I guess my love affair with Python is souring a bit. Compared to JavaScript it seems like it has slowed to a crawl on the innovation front. That is, for anything NOT related to machine learning.

I use Jupyter notebooks with Python all the time and only recently started using them with Node.js it seems like JS is just killing it...

Haha, don't worry the Python side is still quite active, and IPython is still evolving. JupyterLab is (so far) only a new UI. It still connects to all the kernels via the same protocol in the back, and we were not willing to change both at the same time. But thanks for caring and expressing concerns.
The fact that the GUI is written in JS is my point. The reports of Python's death... you heard it here first.
I'm not sure if this backs up your point or not. But I was blessed to build, using JupyterLab packages a quick and easy GUI creation tool for python packages. It lets you create the GUI itself in Markdown.

https://github.com/SimonBiggs/scriptedforms

The majority of that was built with typescript.

But, the reason it is so useful is because it can run Python.
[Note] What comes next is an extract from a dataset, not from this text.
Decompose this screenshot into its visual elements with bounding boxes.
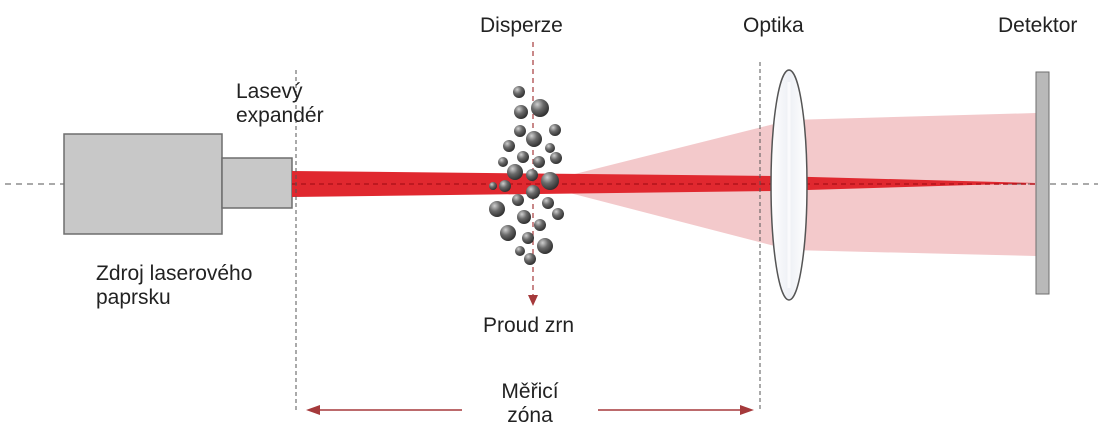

I like Medium, but I always struggle to find a link to the company's site. Is this hidden somewhere? I had to google it to find it, not that it was hard, but I thought it would somewhere on their Medium blog.
Oh ! Thanks, we'll try to fix that ! BTW we're not a company, but sponsored by a non profit, academics and volunteers mostly.
As someone new to not just Jupyter (and for someone coming from the Microsoft c# world, mind = blown, many kudos)....do you (or anyone else reading) happen to know off the top of your head a particularly well done, information dense (not dumbed down, showing what you can do, but skipping a hand holding explanation, one can go get that elsewhere) notebook that demonstrates a broad range of Pandas & Jupyter capabilities?